JAPAN’S finance minister put traders on alert for possible currency intervention yesterday as the yen's rise to a record high against the dollar threatened to further squeeze exporters' profits and hold back economic recovery.
Japan's export growth showed signs of resilience, slowing less than expected in September, finance ministry data showed, but economists warn that persistent yen strength and Europe's sovereign debt woes pose increasing risks to external demand.
The Bank of Japan, which meets on Thursday, will probably cut its economic forecasts because of slowing global growth but keep monetary policy unchanged unless disappointment over Europe's plans to solve its crisis roils markets.
Even if the BOJ keeps policy unchanged this week, Japan's government and central bank may not be able to hold off from taking action much longer as safe-haven flows keep the yen stubbornly high against the U.S. currency.
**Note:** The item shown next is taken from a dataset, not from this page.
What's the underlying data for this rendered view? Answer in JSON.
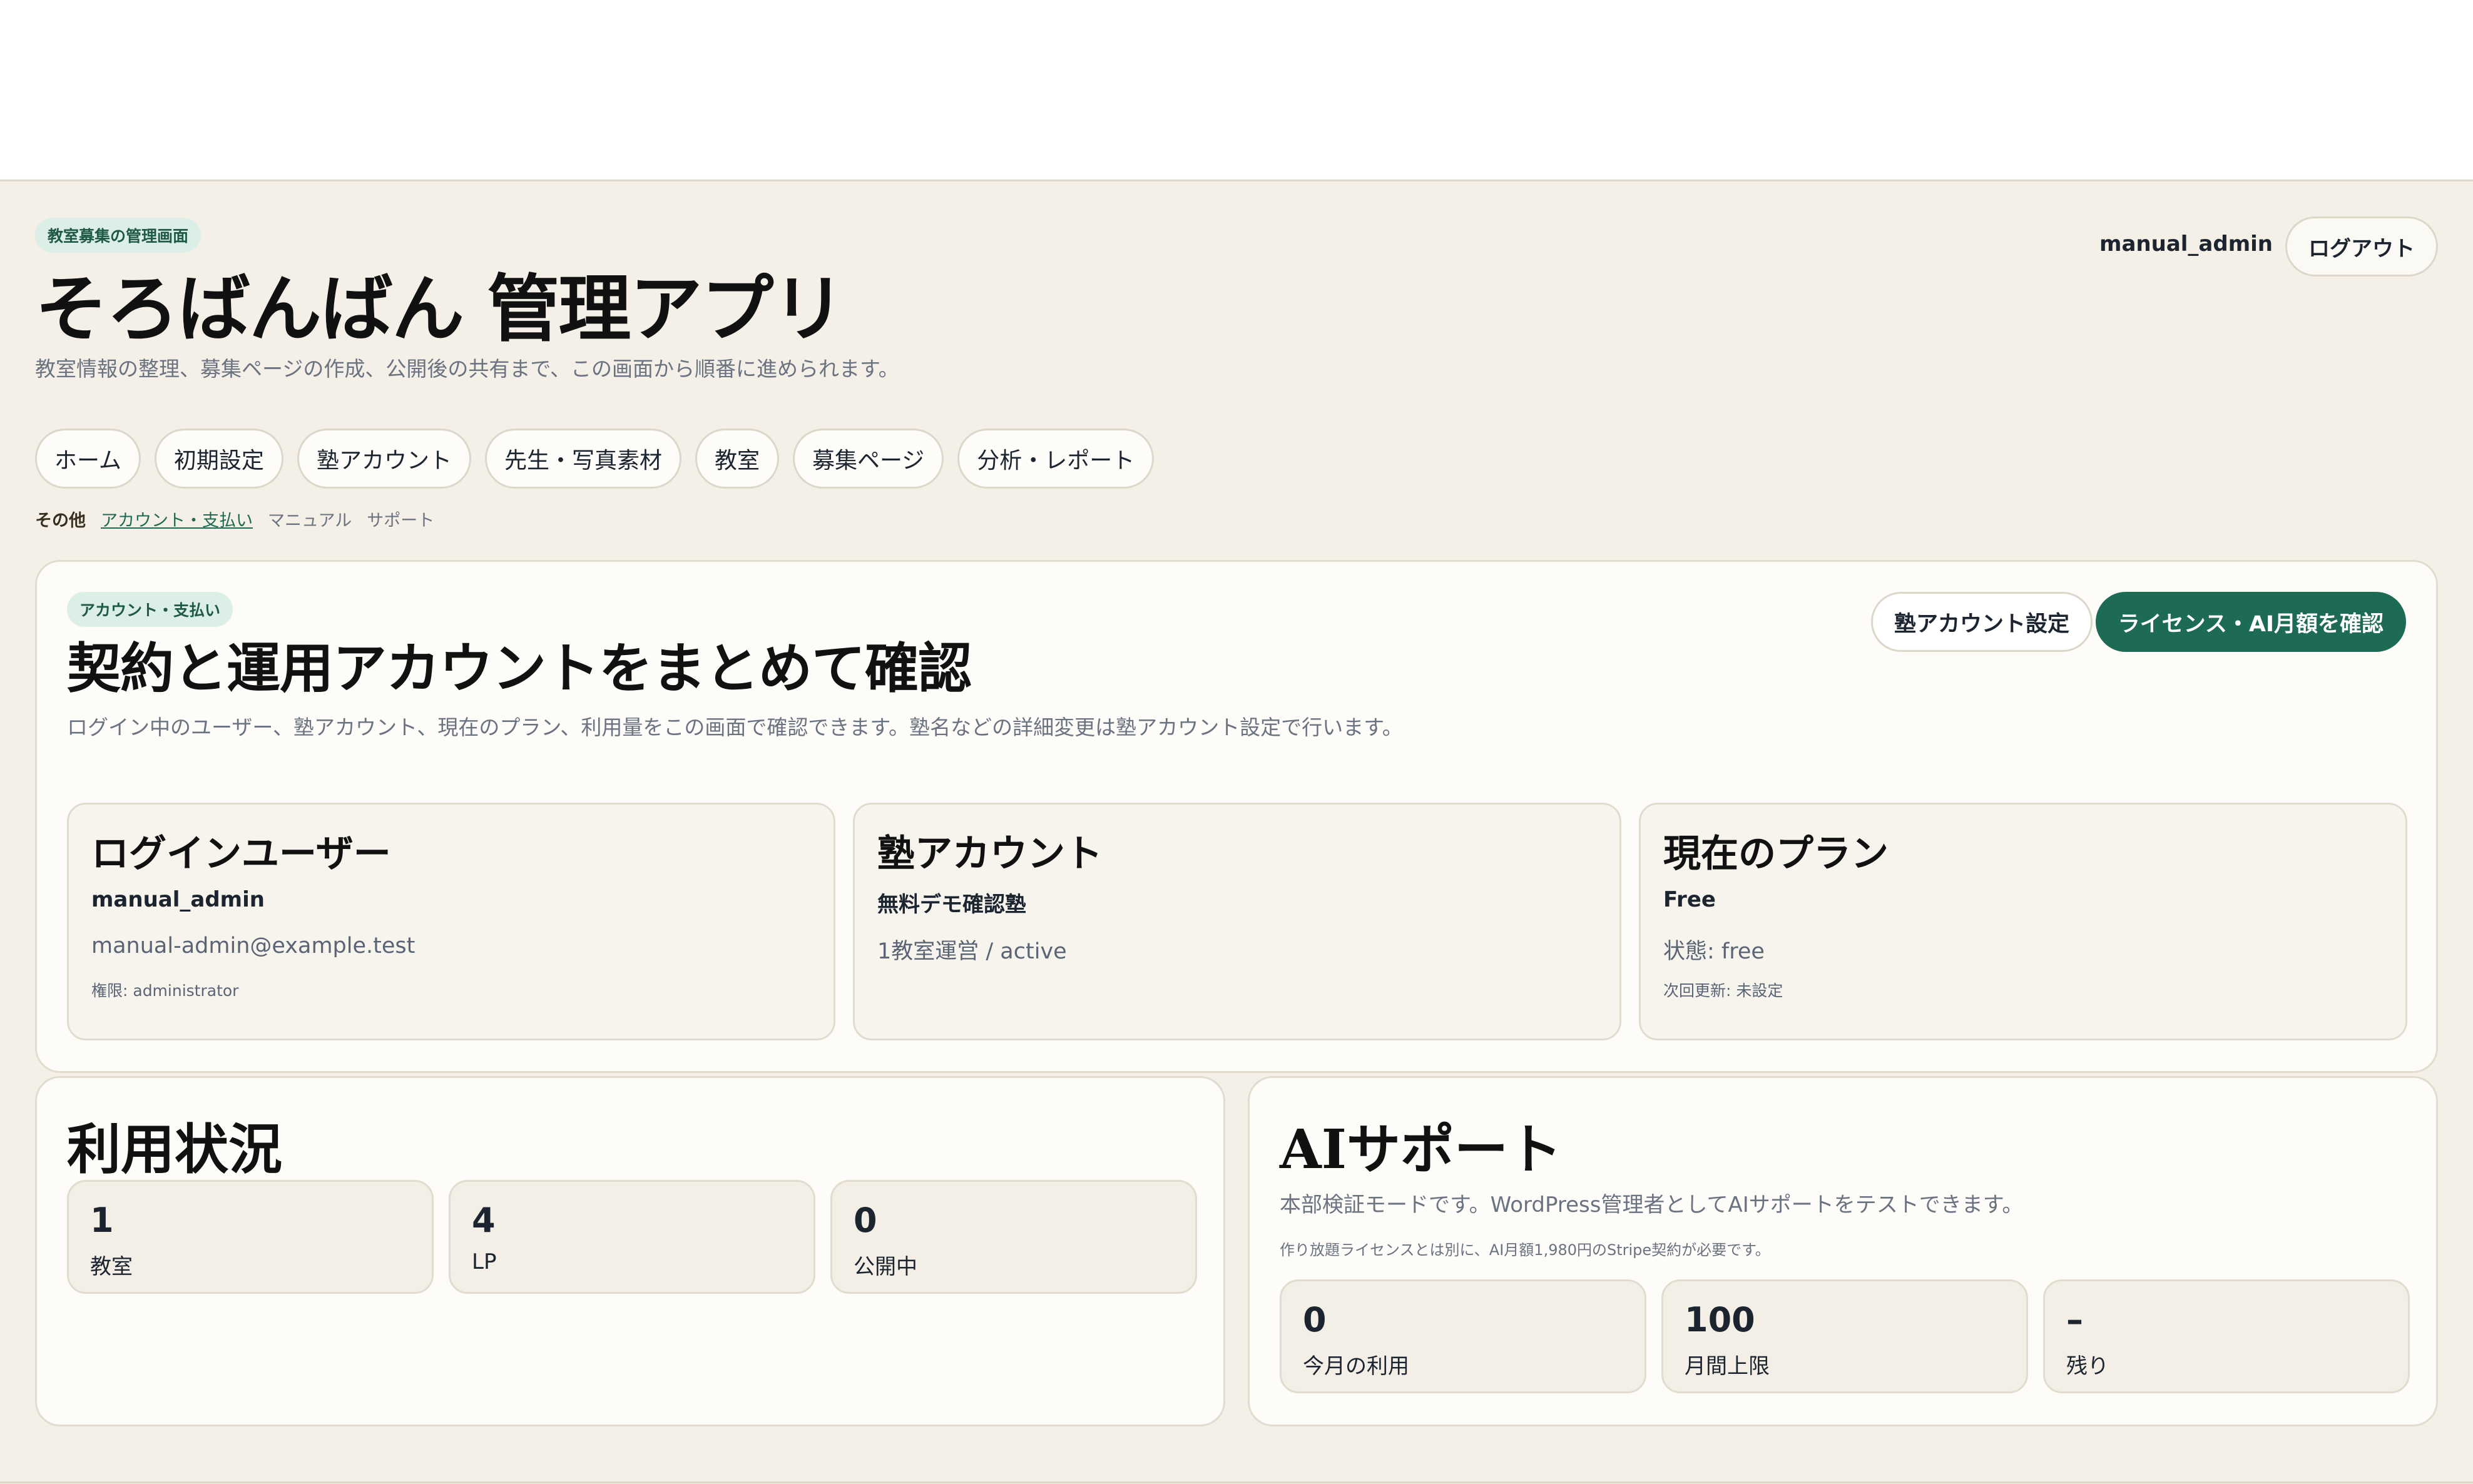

“The dollar/yen rate fell sharply, to between 75 and 76 yen, in a short time. This is an utterly speculative move and not reflecting the economic fundamentals at all. This is regrettable,” Finance Minister Jun Azumi told reporters.
“If this move becomes excessive, we have to take decisive action. I already instructed my staff on Saturday to be prepared to take action.”
Azumi added that the strong yen would have a major impact on Japan's export sector, especially the auto industry, and could dent the country's economic recovery from a slump triggered by earthquake and tsunami in March.
Azumi spoke after the dollar hit a record low of 75.78 yen on trading platform EBS on Friday.